Pursuant to the requirements of the Securities Exchange Act of 1934, the Registrant has duly caused this report to be signed on its behalf by the undersigned hereunto duly authorized.

 

Date: October 10, 2025 PERFECT MOMENT LTD.
     
  By: /s/ Jane Gottschalk
    Jane Gottschalk
    President

 

 

FAQ

What corporate change did Perfect Moment Ltd. (PMNT) disclose?

Perfect Moment Ltd. approved an amendment to its Amended and Restated Bylaws that changes the quorum requirement for stockholder meetings.

What is the new quorum requirement for Perfect Moment Ltd. (PMNT) stockholder meetings?

The new quorum requirement is that holders of thirty-three and one third percent (33.3%) in voting power of the issued and outstanding stock entitled to vote, present in person or by proxy, constitute a quorum.

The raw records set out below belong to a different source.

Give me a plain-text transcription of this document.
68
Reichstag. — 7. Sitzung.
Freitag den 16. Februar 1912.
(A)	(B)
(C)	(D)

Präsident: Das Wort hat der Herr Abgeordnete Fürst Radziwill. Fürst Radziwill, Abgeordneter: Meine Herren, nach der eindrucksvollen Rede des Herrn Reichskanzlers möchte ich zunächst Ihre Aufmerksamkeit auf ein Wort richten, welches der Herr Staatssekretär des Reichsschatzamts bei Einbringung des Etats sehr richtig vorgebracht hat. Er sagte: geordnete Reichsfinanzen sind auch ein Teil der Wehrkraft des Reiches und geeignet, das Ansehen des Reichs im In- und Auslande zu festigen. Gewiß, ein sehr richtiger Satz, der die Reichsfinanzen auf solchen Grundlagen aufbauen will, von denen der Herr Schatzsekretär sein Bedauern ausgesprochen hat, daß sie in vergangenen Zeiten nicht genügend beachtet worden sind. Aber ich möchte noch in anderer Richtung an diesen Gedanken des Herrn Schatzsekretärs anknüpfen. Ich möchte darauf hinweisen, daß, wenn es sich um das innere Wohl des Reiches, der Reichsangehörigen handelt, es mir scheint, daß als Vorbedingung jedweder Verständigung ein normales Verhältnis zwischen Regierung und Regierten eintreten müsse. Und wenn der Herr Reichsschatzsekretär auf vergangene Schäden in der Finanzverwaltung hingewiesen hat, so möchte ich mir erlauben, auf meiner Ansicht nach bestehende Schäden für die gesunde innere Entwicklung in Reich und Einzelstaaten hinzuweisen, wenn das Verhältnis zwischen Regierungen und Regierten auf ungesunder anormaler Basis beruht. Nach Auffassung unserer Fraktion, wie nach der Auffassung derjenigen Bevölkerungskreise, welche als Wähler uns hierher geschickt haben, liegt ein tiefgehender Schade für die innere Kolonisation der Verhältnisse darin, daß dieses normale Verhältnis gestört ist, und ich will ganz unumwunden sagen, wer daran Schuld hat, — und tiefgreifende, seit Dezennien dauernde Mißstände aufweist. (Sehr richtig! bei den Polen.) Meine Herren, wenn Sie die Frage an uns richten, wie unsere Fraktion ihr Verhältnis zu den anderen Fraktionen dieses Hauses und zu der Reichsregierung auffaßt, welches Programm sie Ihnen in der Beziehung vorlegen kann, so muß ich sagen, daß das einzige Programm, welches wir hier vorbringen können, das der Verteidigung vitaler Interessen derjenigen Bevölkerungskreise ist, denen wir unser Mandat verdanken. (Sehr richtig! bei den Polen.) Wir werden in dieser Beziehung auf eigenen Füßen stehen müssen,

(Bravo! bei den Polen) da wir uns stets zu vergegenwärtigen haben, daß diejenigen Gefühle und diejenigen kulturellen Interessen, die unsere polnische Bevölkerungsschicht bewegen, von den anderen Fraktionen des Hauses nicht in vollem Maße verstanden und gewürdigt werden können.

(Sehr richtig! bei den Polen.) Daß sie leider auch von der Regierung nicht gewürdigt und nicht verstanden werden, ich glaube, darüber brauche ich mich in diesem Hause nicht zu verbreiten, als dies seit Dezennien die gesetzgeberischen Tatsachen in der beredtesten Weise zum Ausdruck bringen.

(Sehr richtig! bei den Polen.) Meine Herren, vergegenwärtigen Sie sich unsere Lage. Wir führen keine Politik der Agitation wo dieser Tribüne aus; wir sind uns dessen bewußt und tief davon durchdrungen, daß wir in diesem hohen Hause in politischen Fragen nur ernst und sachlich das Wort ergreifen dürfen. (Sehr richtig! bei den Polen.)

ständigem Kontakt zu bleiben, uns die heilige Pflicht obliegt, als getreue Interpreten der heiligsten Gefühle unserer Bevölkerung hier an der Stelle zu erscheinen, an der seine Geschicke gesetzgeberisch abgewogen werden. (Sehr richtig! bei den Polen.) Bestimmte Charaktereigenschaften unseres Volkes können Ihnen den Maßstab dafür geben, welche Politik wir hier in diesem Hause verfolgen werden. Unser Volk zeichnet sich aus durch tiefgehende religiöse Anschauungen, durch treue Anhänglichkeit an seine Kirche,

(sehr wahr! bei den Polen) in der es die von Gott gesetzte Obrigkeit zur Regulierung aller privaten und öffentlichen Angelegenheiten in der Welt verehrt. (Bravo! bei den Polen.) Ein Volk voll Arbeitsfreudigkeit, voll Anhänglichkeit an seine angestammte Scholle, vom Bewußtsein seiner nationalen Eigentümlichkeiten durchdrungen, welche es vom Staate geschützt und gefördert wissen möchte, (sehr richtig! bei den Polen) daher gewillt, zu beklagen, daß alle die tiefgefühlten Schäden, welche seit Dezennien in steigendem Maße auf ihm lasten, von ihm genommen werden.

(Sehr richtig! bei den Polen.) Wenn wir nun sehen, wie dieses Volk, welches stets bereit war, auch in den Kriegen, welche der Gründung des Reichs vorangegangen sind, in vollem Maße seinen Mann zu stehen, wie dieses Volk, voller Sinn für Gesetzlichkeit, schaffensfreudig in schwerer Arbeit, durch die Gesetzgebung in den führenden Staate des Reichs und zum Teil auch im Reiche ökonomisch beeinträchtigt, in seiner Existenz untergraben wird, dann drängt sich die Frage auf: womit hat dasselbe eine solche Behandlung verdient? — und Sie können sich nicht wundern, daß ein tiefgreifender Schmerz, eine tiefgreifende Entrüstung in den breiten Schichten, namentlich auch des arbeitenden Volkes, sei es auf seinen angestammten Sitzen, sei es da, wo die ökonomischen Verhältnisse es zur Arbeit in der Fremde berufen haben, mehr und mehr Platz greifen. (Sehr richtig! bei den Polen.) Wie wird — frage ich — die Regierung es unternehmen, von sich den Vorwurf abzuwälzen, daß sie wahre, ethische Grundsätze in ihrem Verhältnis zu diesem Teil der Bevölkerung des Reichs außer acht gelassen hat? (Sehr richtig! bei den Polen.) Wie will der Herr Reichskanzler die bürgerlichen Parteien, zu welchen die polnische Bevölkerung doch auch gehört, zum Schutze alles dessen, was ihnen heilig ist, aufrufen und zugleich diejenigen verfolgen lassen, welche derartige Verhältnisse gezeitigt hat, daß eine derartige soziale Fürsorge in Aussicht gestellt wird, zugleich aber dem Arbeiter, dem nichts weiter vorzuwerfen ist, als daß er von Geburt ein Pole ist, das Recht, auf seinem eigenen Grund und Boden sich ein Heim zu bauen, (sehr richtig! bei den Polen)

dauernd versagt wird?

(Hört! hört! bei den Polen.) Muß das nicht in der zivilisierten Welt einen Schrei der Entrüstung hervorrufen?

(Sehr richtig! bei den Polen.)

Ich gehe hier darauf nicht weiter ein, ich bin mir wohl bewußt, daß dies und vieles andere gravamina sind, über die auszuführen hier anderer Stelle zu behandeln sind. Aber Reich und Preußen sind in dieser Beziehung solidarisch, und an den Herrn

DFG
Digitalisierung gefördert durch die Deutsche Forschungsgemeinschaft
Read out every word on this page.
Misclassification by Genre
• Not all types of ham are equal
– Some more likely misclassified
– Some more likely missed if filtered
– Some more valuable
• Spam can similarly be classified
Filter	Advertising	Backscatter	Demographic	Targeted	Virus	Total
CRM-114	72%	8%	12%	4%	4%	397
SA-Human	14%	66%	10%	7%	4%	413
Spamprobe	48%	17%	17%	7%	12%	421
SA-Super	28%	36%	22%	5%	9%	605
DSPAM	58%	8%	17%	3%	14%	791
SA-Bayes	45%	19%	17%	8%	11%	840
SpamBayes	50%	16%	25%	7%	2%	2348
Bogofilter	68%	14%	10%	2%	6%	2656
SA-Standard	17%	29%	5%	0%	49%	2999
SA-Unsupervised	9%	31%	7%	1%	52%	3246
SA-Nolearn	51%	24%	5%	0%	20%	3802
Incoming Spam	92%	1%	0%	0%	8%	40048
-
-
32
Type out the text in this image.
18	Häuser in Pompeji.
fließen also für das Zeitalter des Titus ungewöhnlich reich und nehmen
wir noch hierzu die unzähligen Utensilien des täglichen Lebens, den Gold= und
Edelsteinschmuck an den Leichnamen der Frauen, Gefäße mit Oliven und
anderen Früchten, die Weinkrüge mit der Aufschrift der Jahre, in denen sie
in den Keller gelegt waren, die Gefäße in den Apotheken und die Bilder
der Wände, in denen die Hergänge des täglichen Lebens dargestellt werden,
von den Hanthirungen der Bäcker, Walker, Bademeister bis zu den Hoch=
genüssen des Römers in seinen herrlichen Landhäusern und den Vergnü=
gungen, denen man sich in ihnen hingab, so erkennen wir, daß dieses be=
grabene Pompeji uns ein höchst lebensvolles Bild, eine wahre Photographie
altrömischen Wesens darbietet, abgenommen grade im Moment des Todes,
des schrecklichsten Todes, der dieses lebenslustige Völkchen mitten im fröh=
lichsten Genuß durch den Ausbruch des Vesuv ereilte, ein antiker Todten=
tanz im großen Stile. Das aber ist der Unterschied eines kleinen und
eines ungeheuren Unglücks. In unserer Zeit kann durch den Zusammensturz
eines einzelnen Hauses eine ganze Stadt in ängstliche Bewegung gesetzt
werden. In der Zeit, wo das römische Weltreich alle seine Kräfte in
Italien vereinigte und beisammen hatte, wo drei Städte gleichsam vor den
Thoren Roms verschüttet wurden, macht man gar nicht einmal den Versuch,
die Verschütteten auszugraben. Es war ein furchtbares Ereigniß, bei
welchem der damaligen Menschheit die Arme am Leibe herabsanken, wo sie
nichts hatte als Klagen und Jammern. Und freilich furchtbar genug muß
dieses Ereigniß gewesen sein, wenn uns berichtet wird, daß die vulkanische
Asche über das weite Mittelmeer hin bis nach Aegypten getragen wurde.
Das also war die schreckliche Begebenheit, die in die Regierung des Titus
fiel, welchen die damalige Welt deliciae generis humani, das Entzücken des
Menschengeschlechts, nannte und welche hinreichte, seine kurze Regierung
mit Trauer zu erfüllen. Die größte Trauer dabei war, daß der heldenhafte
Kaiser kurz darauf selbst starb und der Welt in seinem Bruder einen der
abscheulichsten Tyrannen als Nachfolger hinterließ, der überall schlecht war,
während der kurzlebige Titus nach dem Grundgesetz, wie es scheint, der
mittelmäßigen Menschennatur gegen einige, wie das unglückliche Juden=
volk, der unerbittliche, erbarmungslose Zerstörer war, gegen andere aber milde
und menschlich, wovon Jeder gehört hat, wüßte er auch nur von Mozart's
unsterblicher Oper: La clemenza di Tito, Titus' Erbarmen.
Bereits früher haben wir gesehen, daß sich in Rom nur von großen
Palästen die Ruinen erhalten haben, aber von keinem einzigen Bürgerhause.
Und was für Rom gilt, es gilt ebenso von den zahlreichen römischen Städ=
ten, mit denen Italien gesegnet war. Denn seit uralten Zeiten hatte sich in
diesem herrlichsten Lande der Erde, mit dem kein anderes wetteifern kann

What was Perfect Moment Ltd.’s (PMNT) quorum requirement before this amendment?

Before the amendment, the bylaws required a quorum consisting of the holders of a majority in voting power of the stock issued and outstanding and entitled to vote, present in person or represented by proxy.

Who approved the bylaw amendment for Perfect Moment Ltd. (PMNT)?

The Board of Directors of Perfect Moment Ltd. approved the amendment to the company’s bylaws on October 7, 2025.

Where can investors see the exact wording of Perfect Moment Ltd.’s (PMNT) bylaw change?

The exact text of the amendment is contained in the Certificate of Adoption attached as Exhibit 3.1, which is incorporated by reference into the disclosure about the bylaw change.

Does the Perfect Moment Ltd. (PMNT) change affect all meetings of stockholders?

Yes, the amendment states that the thirty-three and one third percent (33.3%) quorum applies to meetings of stockholders for the transaction of business, where shares are issued, outstanding, and entitled to vote.